Twenty-four green bottles hanging on a wall.

Then the wall fell over, and there were no green bottles,

Just a lot of clearing up to do;

And so I did it, wouldn’t you?

A Man Walks Into a Bard – 23rd April, 2013



A Man Walks Into a Bard…

or Brave St. George versus the Sweet Swan of Avon…              

or Much a Diddly about Squat!


       Act 1, Scene 1 – a bar in downtown Stratford upon Avon, England.


George        Hello, William, I thought you were barred from here!


Will              No, George; and that’s not funny, do you hear?


George        Keep your hair on, Will.


Narrator       He smirked as he spoke


George        Written any good yarns lately?


Narrator       He was such an annoying bloke


Will              No, just enjoying my anniversary; thought I’d make an appearance.

                    I was born and I died on the same day, George.


Narrator       Said Will


Will              Perchance, to dream, Ay, there’s the rub, that-


George        Oh, give it a rest!


Narrator       Said George


George        You’re far too old to play Doublet now.


Will              Hamlet!


Narrator       Cried Will


Will              I would forget it fain, but, oh it presses my memory, like…


George        No ‘like!’ about it.


Narrator       George sighed


George        (sighing)


Will              Well, it’s not as if you’ve killed any dragons lately!


Narrator       Will had espied a spot to hit George’s lizard-killing pride


Will              What have you done today, to make you feel proud; living so sedately?


George        No dragons left; they have all been put to the sword and the lance.

                    There is now nothing left to do but sing, perchance to dance!

                    Where’s the grub?


Narrator       George was feeling peckish after reliving his heroic deeds

                    And was now in quest of vittles to satisfy his hungry-growing needs


George        Anyway, lots of babies are born and die on the same day.
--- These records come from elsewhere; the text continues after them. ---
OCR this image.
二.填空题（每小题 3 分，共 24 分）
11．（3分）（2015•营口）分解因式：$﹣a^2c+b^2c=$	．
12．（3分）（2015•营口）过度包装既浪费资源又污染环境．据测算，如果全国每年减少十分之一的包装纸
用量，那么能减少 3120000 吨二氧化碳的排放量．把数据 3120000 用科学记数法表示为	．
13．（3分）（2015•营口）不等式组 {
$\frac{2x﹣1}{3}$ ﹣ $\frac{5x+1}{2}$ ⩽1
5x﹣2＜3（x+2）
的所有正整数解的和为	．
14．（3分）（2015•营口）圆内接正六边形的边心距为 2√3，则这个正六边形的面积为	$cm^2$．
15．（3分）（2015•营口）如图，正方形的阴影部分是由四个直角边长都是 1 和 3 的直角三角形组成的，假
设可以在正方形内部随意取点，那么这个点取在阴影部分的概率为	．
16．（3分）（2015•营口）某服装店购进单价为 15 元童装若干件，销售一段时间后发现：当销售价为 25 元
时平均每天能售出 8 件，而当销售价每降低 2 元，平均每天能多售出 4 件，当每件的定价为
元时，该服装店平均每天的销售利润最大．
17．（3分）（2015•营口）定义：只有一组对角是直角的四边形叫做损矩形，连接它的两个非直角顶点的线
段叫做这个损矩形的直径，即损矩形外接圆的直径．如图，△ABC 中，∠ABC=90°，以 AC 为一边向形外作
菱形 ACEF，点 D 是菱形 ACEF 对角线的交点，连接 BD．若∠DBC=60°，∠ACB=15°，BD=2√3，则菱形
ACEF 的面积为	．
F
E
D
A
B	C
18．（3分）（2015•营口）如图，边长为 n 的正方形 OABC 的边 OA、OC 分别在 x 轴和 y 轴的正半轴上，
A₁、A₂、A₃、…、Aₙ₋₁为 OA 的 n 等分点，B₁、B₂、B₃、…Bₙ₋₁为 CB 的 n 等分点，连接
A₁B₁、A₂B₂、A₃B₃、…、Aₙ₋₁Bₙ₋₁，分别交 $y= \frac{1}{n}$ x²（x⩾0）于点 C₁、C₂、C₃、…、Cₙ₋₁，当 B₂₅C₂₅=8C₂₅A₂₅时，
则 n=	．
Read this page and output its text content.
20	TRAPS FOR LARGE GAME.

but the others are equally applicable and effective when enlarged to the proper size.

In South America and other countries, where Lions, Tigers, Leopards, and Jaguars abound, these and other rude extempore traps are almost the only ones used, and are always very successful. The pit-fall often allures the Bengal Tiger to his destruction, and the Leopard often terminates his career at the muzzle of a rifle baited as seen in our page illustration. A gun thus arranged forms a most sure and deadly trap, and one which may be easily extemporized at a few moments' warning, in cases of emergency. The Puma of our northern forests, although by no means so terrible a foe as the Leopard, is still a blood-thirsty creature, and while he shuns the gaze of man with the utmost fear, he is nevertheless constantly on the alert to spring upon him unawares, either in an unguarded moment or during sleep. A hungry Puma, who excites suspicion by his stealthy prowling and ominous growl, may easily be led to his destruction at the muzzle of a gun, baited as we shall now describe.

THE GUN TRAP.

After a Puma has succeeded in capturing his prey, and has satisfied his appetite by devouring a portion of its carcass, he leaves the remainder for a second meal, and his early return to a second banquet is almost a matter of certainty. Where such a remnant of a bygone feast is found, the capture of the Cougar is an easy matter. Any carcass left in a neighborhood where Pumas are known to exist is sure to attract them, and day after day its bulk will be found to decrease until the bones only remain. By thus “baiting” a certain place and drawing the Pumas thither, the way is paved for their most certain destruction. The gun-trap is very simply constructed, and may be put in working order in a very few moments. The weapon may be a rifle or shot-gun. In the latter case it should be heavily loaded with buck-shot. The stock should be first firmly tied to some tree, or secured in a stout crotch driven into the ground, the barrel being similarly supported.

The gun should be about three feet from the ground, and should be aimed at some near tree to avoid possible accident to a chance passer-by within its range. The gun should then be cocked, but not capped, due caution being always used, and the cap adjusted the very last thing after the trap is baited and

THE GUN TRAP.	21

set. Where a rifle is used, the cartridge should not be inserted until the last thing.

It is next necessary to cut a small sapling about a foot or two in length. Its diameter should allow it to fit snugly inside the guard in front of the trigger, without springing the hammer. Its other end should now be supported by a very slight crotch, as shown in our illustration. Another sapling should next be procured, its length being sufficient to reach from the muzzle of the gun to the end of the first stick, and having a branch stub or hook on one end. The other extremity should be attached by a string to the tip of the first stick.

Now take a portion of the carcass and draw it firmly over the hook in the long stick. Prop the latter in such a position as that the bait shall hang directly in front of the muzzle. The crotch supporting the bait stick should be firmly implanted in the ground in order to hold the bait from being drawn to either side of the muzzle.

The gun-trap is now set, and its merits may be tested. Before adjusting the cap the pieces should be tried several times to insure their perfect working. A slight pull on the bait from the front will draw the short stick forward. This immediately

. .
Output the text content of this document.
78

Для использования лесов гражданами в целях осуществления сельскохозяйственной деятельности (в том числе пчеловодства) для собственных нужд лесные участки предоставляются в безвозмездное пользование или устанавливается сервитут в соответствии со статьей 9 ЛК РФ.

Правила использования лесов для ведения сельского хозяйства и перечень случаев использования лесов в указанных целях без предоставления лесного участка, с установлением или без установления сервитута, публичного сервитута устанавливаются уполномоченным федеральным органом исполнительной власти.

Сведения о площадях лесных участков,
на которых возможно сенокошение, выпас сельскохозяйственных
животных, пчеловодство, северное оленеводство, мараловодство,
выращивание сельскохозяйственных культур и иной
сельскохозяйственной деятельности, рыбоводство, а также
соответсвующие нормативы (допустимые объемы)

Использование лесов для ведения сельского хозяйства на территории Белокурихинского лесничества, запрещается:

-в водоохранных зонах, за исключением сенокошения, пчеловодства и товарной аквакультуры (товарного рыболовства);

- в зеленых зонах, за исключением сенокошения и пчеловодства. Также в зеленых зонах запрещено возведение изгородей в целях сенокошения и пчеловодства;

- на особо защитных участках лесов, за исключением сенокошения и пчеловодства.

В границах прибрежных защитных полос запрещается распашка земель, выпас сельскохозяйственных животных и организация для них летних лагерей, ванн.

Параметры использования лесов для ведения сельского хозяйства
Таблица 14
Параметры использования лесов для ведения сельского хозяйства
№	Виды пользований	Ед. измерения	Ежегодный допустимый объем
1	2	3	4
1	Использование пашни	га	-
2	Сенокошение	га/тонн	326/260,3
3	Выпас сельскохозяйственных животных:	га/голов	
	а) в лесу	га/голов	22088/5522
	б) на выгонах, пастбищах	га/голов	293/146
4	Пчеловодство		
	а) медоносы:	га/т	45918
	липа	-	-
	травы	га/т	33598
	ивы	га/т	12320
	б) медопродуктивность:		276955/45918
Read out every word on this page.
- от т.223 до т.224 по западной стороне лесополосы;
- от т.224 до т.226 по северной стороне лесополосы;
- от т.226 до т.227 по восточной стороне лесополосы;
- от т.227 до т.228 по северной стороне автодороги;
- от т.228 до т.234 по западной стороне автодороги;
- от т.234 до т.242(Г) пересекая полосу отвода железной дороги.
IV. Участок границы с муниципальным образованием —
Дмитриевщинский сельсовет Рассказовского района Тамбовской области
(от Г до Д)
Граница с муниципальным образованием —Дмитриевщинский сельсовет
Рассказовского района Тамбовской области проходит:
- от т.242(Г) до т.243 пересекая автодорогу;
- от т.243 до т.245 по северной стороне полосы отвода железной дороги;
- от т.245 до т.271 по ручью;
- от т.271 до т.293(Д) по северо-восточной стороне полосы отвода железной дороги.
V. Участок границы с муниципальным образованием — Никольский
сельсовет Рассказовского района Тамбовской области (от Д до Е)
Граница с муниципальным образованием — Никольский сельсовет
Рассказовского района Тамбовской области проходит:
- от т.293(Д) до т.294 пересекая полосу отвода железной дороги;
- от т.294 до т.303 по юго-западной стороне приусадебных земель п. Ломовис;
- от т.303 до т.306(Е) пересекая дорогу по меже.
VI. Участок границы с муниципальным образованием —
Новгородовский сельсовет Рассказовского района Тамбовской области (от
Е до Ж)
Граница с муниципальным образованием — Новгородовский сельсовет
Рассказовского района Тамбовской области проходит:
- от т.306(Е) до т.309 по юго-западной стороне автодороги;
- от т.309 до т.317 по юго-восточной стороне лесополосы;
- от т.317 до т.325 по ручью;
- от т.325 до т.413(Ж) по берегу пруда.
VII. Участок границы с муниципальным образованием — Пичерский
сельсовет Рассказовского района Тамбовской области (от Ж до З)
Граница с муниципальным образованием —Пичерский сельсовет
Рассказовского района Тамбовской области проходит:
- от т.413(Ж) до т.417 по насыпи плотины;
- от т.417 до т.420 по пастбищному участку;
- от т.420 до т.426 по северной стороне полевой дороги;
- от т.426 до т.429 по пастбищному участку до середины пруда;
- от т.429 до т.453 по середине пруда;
What makes you so special, cuz? It’s like as not that one in ten thousand tiny men born in England now a-bed are lost in this way to us.”


Will              Yes, but between a star dancing, ‘under which I was born’

                    And my journey to ‘dusty death’, of which lack of an end was hope forlorn,

                    Did I but strut and fret in the course of an hour more than some do in a lifetime, Horatio!


George        George!


Will              Whatever!


Narrator       Will recovered his poise; emptied his flagon


Will              You only killed a dragon.


George        It was rather a large one; I’d like to see you try, sunshine.


Will              I would calm and soothe the savage beast-


George        Don’t make me laugh, kid! Your comedies never did. You wouldn’t last a minute against a fire-breathing dragon.


Narrator       Will looked at George for a moment


Will              You, sir, are a… a dunghill! More of your conversation would infect my brain. And with a hey-nonny-no, I go!


Narrator       William turned, left the bar, walked into the reign (of Elizabeth 2) and was never seen by you or St. George again.


                    St. George ordered a pint and a pie; upon receiving his drink he held up the glass and raised a toast…


George        “Cry ‘God for Harry, England, and Saint…


Narrator      A look of smugness crossed his face


George        …George!”


Narrator       …and then he faded back into legend, by and by.